In some cases, all it takes is a roll in the hay.
Other times, there is nothing to do but wait. Wait and hope, for the sound of little hoofbeats.
A trainer has his own kind of waiting game.
Will another horse that good ever come my way again? Have I had my superhorse for this lifetime?
“I’ve had those feelings, sure,” Bill Mott says.
He is here at Hollywood Park for the Breeders’ Cup, with five horses entered in Saturday’s races.
“When I had Theatrical, who was my first champion, I remember telling myself, ‘Well, I guess that’s the best horse I’ll ever have.’
“Then along came Paradise Creek.”
Theatrical, the best male turf horse of 1987, won that year’s Breeders’ Cup Turf race.
Paradise Creek, a close second in the 1992 Breeders’ Cup Mile, won that year’s Hollywood Derby.

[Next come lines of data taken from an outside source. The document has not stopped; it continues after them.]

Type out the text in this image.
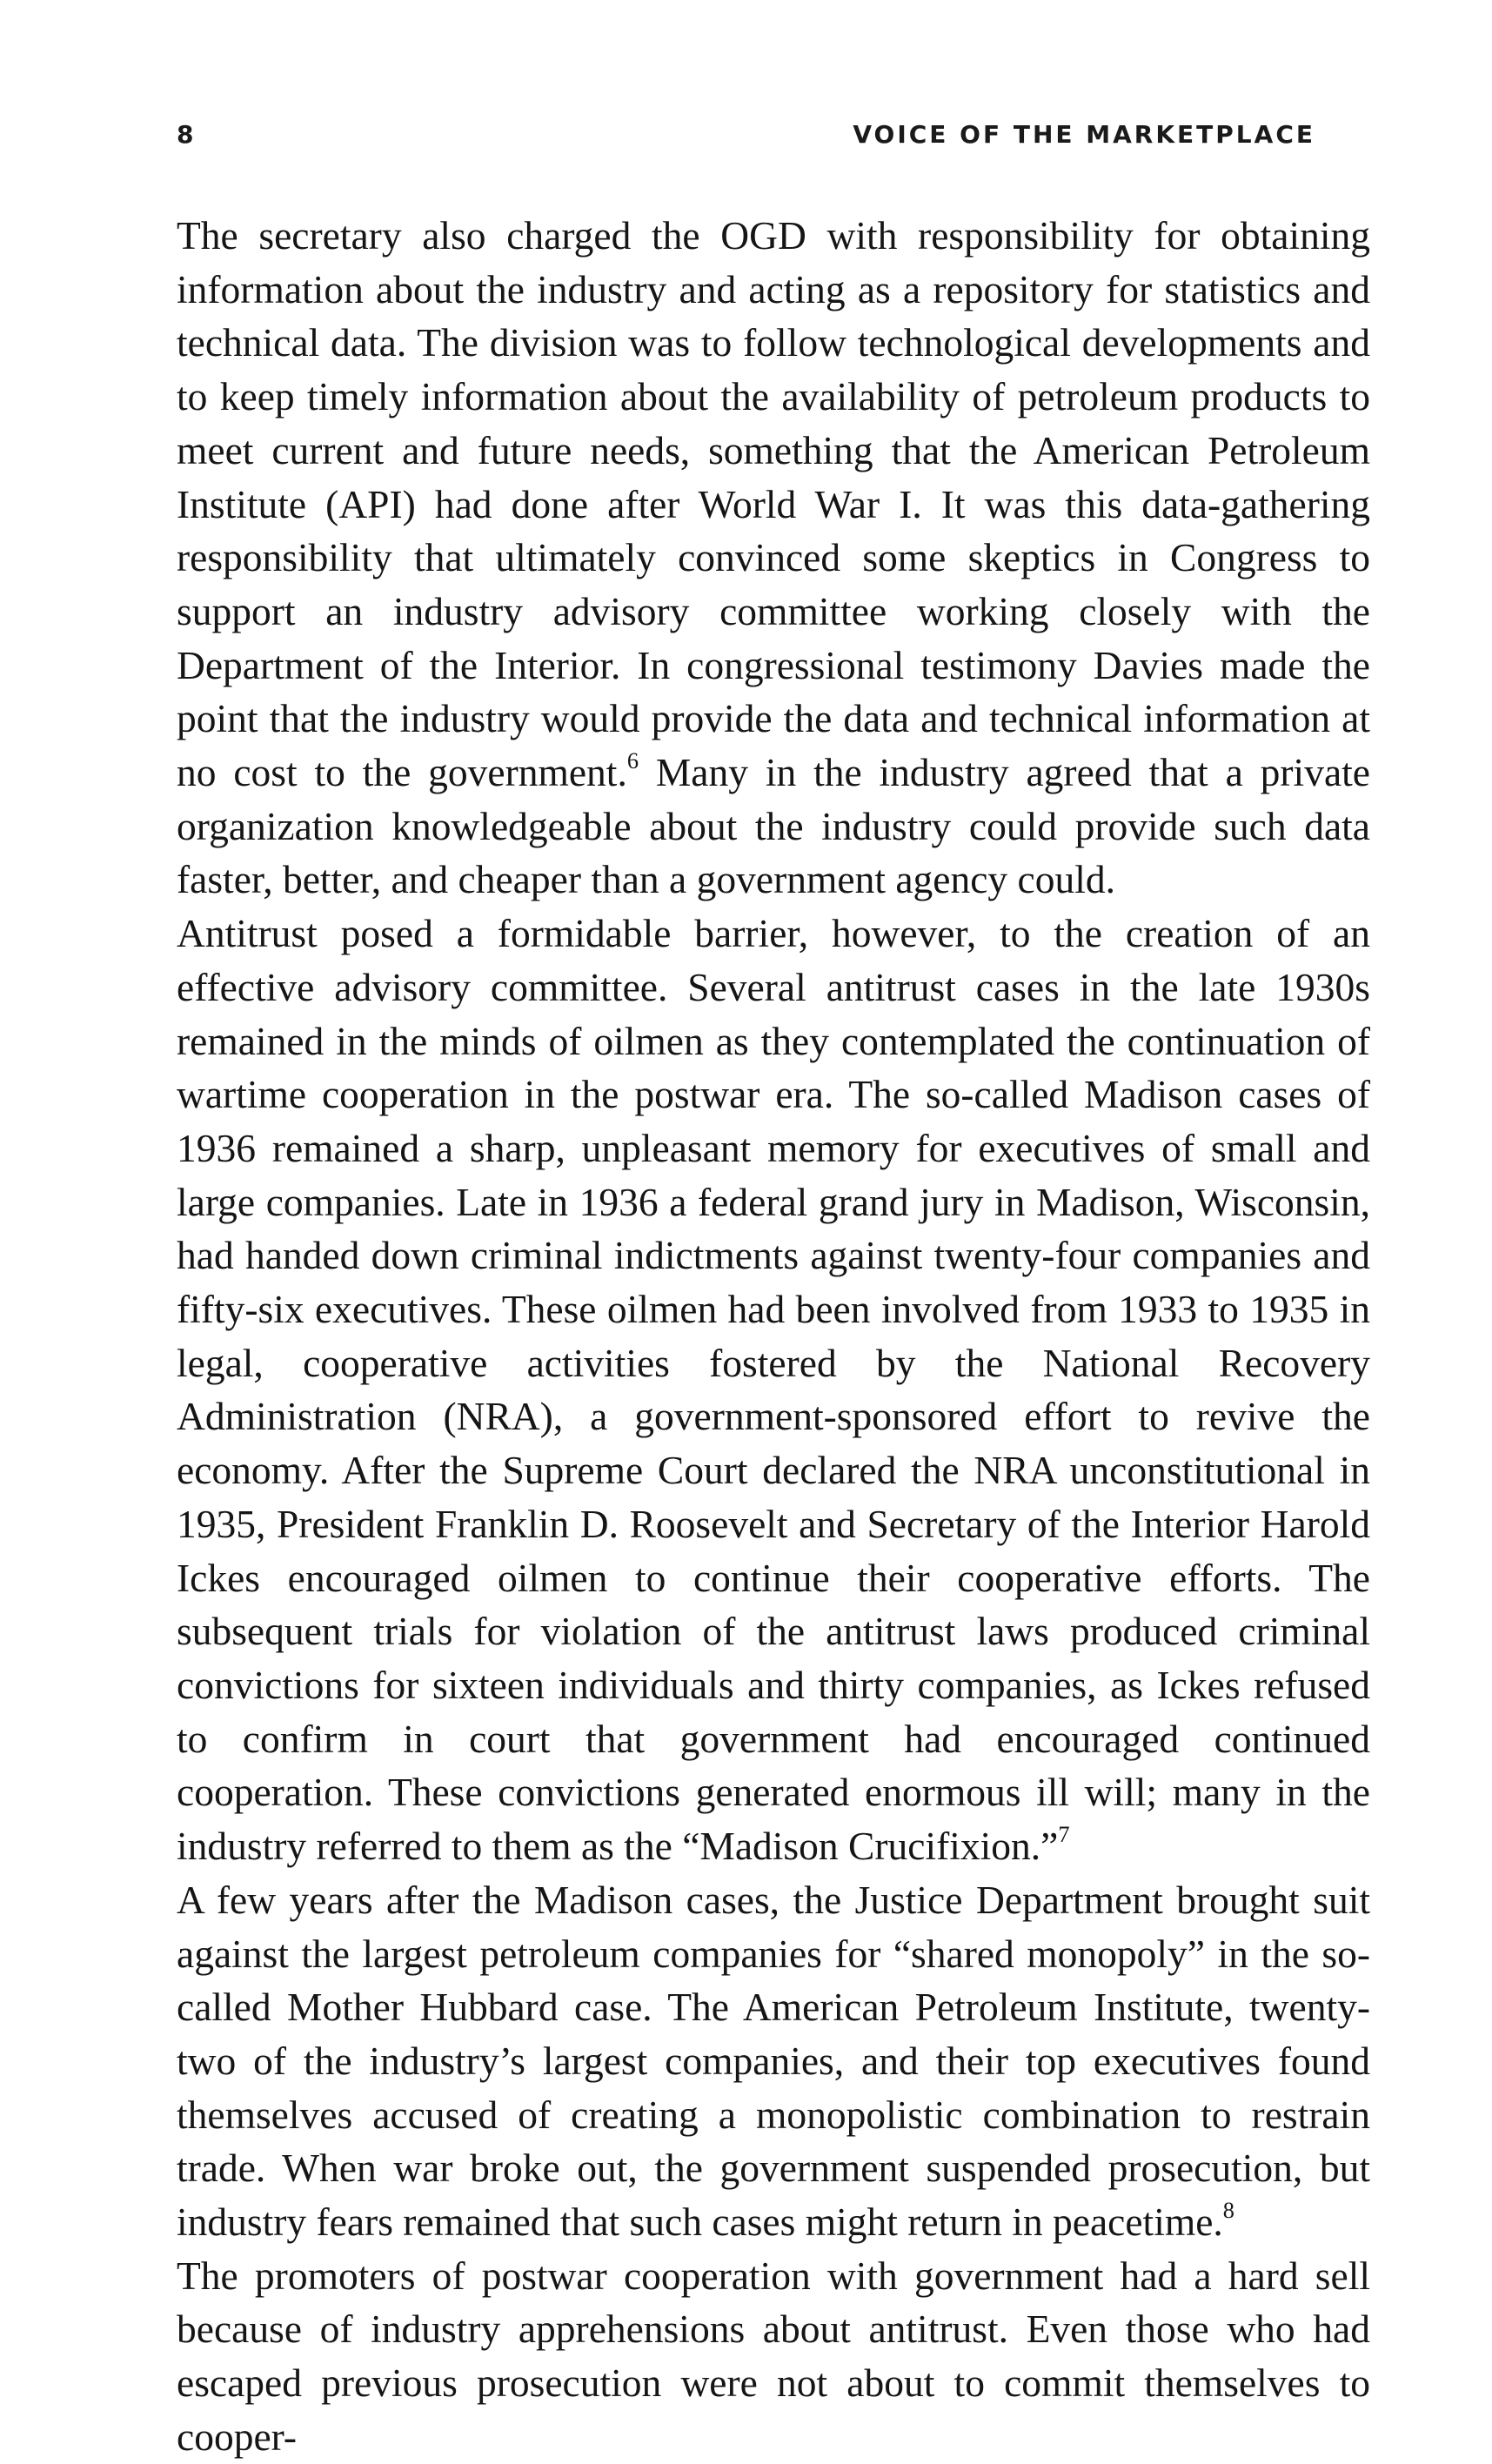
8	VOICE OF THE MARKETPLACE

The secretary also charged the OGD with responsibility for obtaining information about the industry and acting as a repository for statistics and technical data. The division was to follow technological developments and to keep timely information about the availability of petroleum products to meet current and future needs, something that the American Petroleum Institute (API) had done after World War I. It was this data-gathering responsibility that ultimately convinced some skeptics in Congress to support an industry advisory committee working closely with the Department of the Interior. In congressional testimony Davies made the point that the industry would provide the data and technical information at no cost to the government.$^6$ Many in the industry agreed that a private organization knowledgeable about the industry could provide such data faster, better, and cheaper than a government agency could.

Antitrust posed a formidable barrier, however, to the creation of an effective advisory committee. Several antitrust cases in the late 1930s remained in the minds of oilmen as they contemplated the continuation of wartime cooperation in the postwar era. The so-called Madison cases of 1936 remained a sharp, unpleasant memory for executives of small and large companies. Late in 1936 a federal grand jury in Madison, Wisconsin, had handed down criminal indictments against twenty-four companies and fifty-six executives. These oilmen had been involved from 1933 to 1935 in legal, cooperative activities fostered by the National Recovery Administration (NRA), a government-sponsored effort to revive the economy. After the Supreme Court declared the NRA unconstitutional in 1935, President Franklin D. Roosevelt and Secretary of the Interior Harold Ickes encouraged oilmen to continue their cooperative efforts. The subsequent trials for violation of the antitrust laws produced criminal convictions for sixteen individuals and thirty companies, as Ickes refused to confirm in court that government had encouraged continued cooperation. These convictions generated enormous ill will; many in the industry referred to them as the “Madison Crucifixion.”$^7$

A few years after the Madison cases, the Justice Department brought suit against the largest petroleum companies for “shared monopoly” in the so-called Mother Hubbard case. The American Petroleum Institute, twenty-two of the industry’s largest companies, and their top executives found themselves accused of creating a monopolistic combination to restrain trade. When war broke out, the government suspended prosecution, but industry fears remained that such cases might return in peacetime.$^8$

The promoters of postwar cooperation with government had a hard sell because of industry apprehensions about antitrust. Even those who had escaped previous prosecution were not about to commit themselves to cooper-
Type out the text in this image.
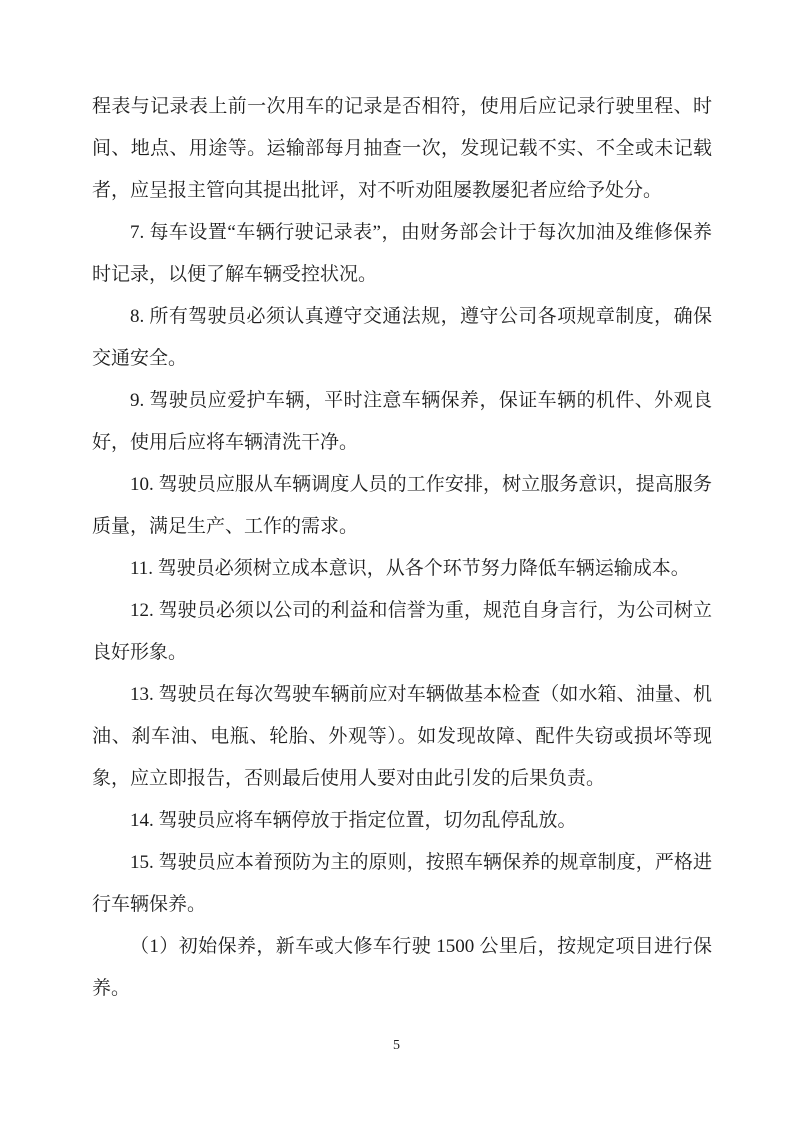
程表与记录表上前一次用车的记录是否相符，使用后应记录行驶里程、时间、地点、用途等。运输部每月抽查一次，发现记载不实、不全或未记载者，应呈报主管向其提出批评，对不听劝阻屡教屡犯者应给予处分。

7. 每车设置“车辆行驶记录表”，由财务部会计于每次加油及维修保养时记录，以便了解车辆受控状况。

8. 所有驾驶员必须认真遵守交通法规，遵守公司各项规章制度，确保交通安全。

9. 驾驶员应爱护车辆，平时注意车辆保养，保证车辆的机件、外观良好，使用后应将车辆清洗干净。

10. 驾驶员应服从车辆调度人员的工作安排，树立服务意识，提高服务质量，满足生产、工作的需求。

11. 驾驶员必须树立成本意识，从各个环节努力降低车辆运输成本。

12. 驾驶员必须以公司的利益和信誉为重，规范自身言行，为公司树立良好形象。

13. 驾驶员在每次驾驶车辆前应对车辆做基本检查（如水箱、油量、机油、刹车油、电瓶、轮胎、外观等）。如发现故障、配件失窃或损坏等现象，应立即报告，否则最后使用人要对由此引发的后果负责。

14. 驾驶员应将车辆停放于指定位置，切勿乱停乱放。

15. 驾驶员应本着预防为主的原则，按照车辆保养的规章制度，严格进行车辆保养。

（1）初始保养，新车或大修车行驶 1500 公里后，按规定项目进行保养。

5
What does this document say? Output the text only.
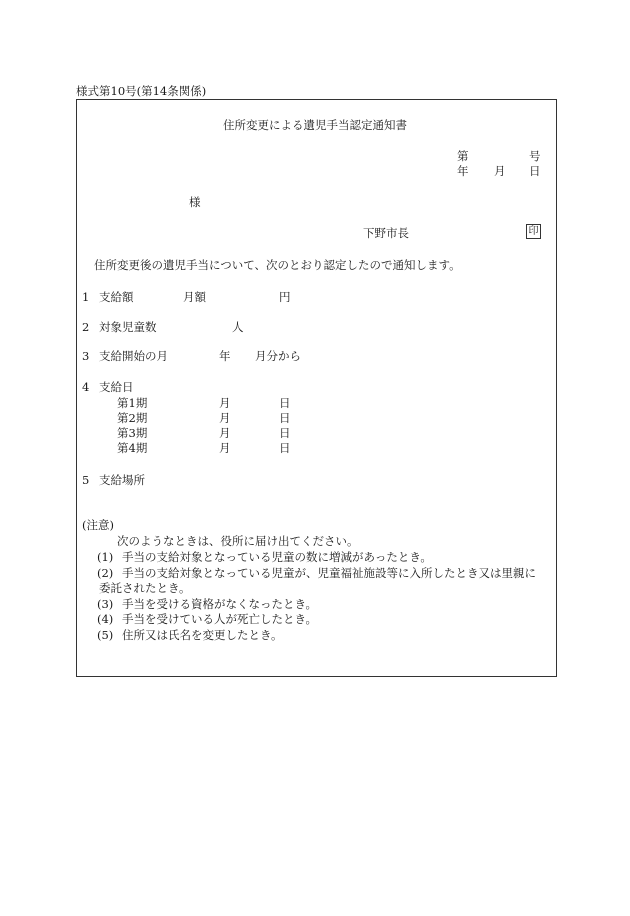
様式第10号(第14条関係)
住所変更による遺児手当認定通知書
第	号
年 月 日
様
下野市長	印
住所変更後の遺児手当について、次のとおり認定したので通知します。
1 支給額	月額	円
2 対象児童数	人
3 支給開始の月	年 月分から
4 支給日
第1期	月	日
第2期	月	日
第3期	月	日
第4期	月	日
5 支給場所
(注意)
次のようなときは、役所に届け出てください。
(1) 手当の支給対象となっている児童の数に増減があったとき。
(2) 手当の支給対象となっている児童が、児童福祉施設等に入所したとき又は里親に
委託されたとき。
(3) 手当を受ける資格がなくなったとき。
(4) 手当を受けている人が死亡したとき。
(5) 住所又は氏名を変更したとき。
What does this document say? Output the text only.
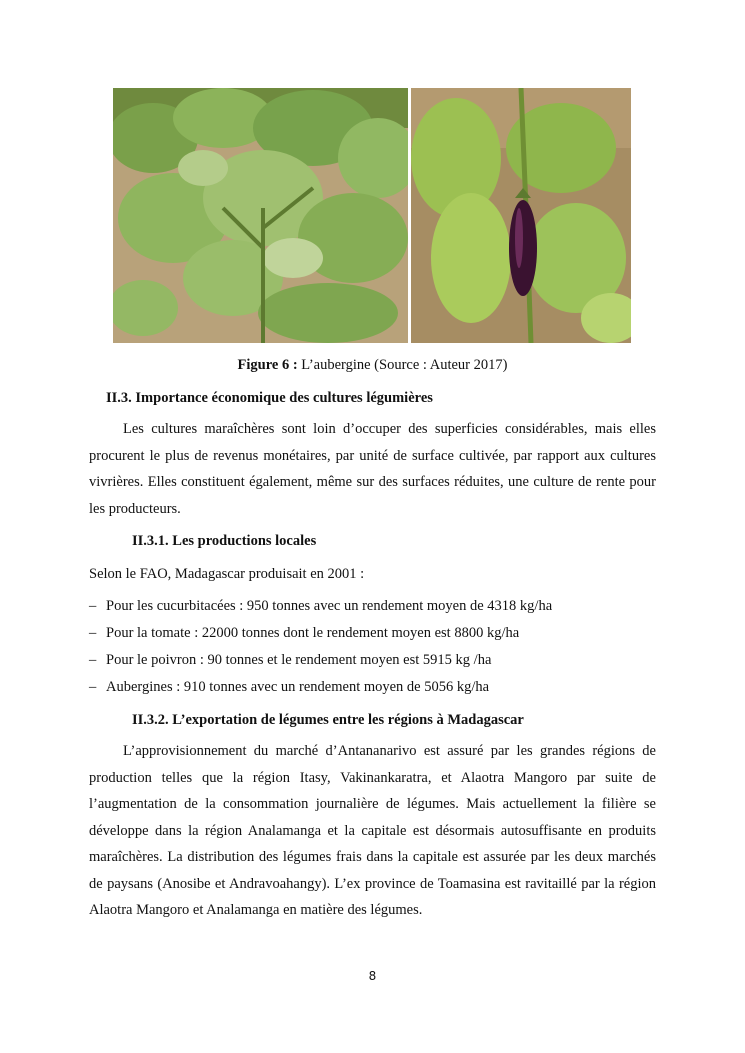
Figure 6 : L’aubergine (Source : Auteur 2017)
II.3. Importance économique des cultures légumières
Les cultures maraîchères sont loin d’occuper des superficies considérables, mais elles procurent le plus de revenus monétaires, par unité de surface cultivée, par rapport aux cultures vivrières. Elles constituent également, même sur des surfaces réduites, une culture de rente pour les producteurs.
II.3.1. Les productions locales
Selon le FAO, Madagascar produisait en 2001 :
– Pour les cucurbitacées : 950 tonnes avec un rendement moyen de 4318 kg/ha
– Pour la tomate : 22000 tonnes dont le rendement moyen est 8800 kg/ha
– Pour le poivron : 90 tonnes et le rendement moyen est 5915 kg /ha
– Aubergines : 910 tonnes avec un rendement moyen de 5056 kg/ha
II.3.2. L’exportation de légumes entre les régions à Madagascar
L’approvisionnement du marché d’Antananarivo est assuré par les grandes régions de production telles que la région Itasy, Vakinankaratra, et Alaotra Mangoro par suite de l’augmentation de la consommation journalière de légumes. Mais actuellement la filière se développe dans la région Analamanga et la capitale est désormais autosuffisante en produits maraîchères. La distribution des légumes frais dans la capitale est assurée par les deux marchés de paysans (Anosibe et Andravoahangy). L’ex province de Toamasina est ravitaillé par la région Alaotra Mangoro et Analamanga en matière des légumes.
8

And then there was Fraise, a horse saddled by Mott that won the Turf race at that ’92 Breeders’ Cup.
A pretty strong run, for any trainer.
For Mott, though, the best was yet to come. Having trained for some illustrious names--Sheik Mohammed al Maktoum, Allen and Madeleine Paulson, Henryk de Kwiatkowski--he had his fair share of fine horseflesh. He was top trainer at Churchill Downs during a six-year stretch. He became private trainer to Bert and Diana Firestone, earning them more than $4 million in his first full year.
He kicked up a lot of dust for a South Dakota kid who saddled his first winner at 15, a $320 mare called My Assets.
“Sometimes, somebody will bring that up and I’ll think about it,” says Mott, 44 now and among North America’s most successful trainers. “But not very often. Usually, I’m a type of person who is more inclined to look ahead than to look back.”
It is one thing to leave South Dakota the day after graduating from high school to seek a career training horses.
It is quite another to train the two-time horse of the year.
“People wonder if Cigar is the best horse I ever had, or ever will have. Well, maybe he is. I know that any horse that comes along now, I’m forced to compare to him.”
Geri, for example.
He might be Mott’s best shot Saturday. For anyone lucky enough to have witnessed Geri’s workout Thursday on the Hollywood turf course, the horse’s chances in the Breeders’ Cup Mile seemed clear-cut.
A winner by six lengths at Belmont in a June allowance race, Geri ran so well that jockey Chris Antley said afterward, “He was scary.”
Oh, and who was Geri’s sire?
Theatrical.
At age 5, Geri changed from a dirt horse to a turf horse. He did win six in a row on dirt, but didn’t look the same after failing to take the Hollywood Gold Cup, whereupon Mott said, “We thought maybe it was time for a change.”
With horses, what goes around, comes around. Cigar was bred for the turf, but didn’t go on his winning streak until he was shifted to dirt.
You watch, you wait.
Mott has two horses--Dowty and Down The Aisle--entered in the Classic, and an entry--Ajina and Escena--in the Distaff, giving him five runs for the money. (It looks as if his Lucayan Prince won’t go in the Sprint, as first thought.)
Into his employers’ saddlebags, Mott already has put more than $6.4 million this year.
And in an apple crate at home, he keeps souvenirs and clippings of a horse called Cigar, who kicked ash.
“I don’t normally do that with the horses,” he says. “But something told me with this horse, I should save a few things.”
All that’s missing now is an album of baby pictures.